Intraspecific variation as a way to explore factors affecting the evolution of species traits in natural environments is well documented, and also important in the context of preserving biodiversity. In this study, we investigated the extent of behavioural, morphological and ecological variation in the peninsula dragon (Ctenophorus fionni), an endemic Australian agamid that displays extensive variation in colour across three allopatric populations. The aims of the study were to quantify variation across the different populations in terms of the environment, morphometric characteristics and behaviour. We found population level differences in habitat structure and encounter rates. Adult body size of C. fionni, as well as a range of morphometric traits, differed between populations, as well as the frequency of social interactions, which appears to be related to population density and abundance. Analysis of communicative signals showed differences between the southern and central populations, which appear consistent with variations in response to environmental differences between study sites. The findings of the present study, coupled with previous work examining colour variation in this species, show that the three populations of C. fionni have likely undergone substantial differentiation, and would make an interesting study system to explore trait variation in more detail.

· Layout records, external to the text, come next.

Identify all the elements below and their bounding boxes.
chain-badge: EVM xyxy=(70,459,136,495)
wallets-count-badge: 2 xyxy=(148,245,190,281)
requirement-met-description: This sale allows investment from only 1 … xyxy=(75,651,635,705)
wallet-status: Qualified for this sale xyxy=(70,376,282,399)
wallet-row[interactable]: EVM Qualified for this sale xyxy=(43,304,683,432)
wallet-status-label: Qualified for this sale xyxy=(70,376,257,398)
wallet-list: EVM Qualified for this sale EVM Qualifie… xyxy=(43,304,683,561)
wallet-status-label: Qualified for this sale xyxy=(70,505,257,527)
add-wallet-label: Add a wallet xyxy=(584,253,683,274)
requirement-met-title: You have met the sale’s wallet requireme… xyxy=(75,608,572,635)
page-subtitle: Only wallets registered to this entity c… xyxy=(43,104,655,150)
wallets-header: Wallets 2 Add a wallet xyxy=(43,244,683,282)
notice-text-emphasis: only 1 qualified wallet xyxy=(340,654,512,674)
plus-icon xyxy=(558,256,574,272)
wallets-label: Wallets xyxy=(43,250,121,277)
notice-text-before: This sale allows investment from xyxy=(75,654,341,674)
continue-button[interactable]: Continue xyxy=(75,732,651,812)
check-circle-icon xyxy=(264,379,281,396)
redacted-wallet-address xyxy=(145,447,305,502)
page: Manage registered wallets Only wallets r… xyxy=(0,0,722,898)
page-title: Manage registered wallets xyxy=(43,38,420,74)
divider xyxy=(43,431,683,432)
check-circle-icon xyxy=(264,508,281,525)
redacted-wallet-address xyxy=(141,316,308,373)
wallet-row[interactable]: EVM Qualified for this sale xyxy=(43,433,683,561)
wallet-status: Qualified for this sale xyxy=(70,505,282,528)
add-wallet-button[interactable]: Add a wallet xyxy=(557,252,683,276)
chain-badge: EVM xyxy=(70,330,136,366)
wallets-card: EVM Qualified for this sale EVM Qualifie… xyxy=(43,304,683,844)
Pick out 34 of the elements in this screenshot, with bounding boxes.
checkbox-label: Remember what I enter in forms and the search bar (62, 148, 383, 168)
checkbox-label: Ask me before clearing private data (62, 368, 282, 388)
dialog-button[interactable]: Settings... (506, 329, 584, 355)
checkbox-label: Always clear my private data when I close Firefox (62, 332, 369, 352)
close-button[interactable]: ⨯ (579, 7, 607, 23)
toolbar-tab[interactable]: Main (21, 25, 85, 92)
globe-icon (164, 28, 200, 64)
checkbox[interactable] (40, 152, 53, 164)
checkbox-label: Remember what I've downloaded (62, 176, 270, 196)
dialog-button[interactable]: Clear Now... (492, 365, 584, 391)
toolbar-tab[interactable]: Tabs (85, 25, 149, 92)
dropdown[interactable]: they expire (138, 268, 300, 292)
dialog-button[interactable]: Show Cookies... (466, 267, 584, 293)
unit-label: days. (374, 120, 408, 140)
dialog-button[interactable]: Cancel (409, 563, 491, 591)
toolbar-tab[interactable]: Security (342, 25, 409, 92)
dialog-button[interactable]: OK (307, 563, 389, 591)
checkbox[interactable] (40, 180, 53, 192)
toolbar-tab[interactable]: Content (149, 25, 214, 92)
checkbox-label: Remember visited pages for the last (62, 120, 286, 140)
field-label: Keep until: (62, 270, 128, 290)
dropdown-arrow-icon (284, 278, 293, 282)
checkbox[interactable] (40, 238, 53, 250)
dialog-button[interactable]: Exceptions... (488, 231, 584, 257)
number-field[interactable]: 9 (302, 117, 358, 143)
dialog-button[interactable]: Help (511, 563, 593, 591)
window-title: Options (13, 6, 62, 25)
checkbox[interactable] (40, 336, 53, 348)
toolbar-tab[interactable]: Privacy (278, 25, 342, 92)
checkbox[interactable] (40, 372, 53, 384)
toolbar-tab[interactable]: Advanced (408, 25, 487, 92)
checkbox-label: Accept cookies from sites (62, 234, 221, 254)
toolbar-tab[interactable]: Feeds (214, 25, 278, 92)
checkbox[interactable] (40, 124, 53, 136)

Social context affects tail displays by Phrynocephalus vlangalii lizards from China

Competition between animals for limited resources often involves signaling to establish ownership or dominance. In some species, the defended resource relates to suitable thermal conditions and refuge from predators. This is particularly true of burrow-dwelling lizards such as the Qinghai toad-headed agama (Phrynocephalus vlangalii), which are found on the Tibetan plateau of western China. Male and female lizards occupy separate burrows, which are vital for anti-predator behaviour during warmer months when lizards are active and, crucially, provide shelter from harsh winter conditions. These lizards are readily observed signaling by means of tail displays on the sand dunes they inhabit. Given the selective pressure to hold such a resource, both males and females should exhibit territorial behaviour and we considered this study system to examine in detail how social context influences motion based territorial signaling. We confirmed that territorial signaling was used by both sexes, and by adopting a novel strategy that permitted 3D reconstruction of tail displays, we identified significant variation due to social context. However, signal structure was not related to lizard morphology. Clearly, the burrow is a highly valued resource and we suggest that additional variation in signaling behaviour might be mediated by resource quality.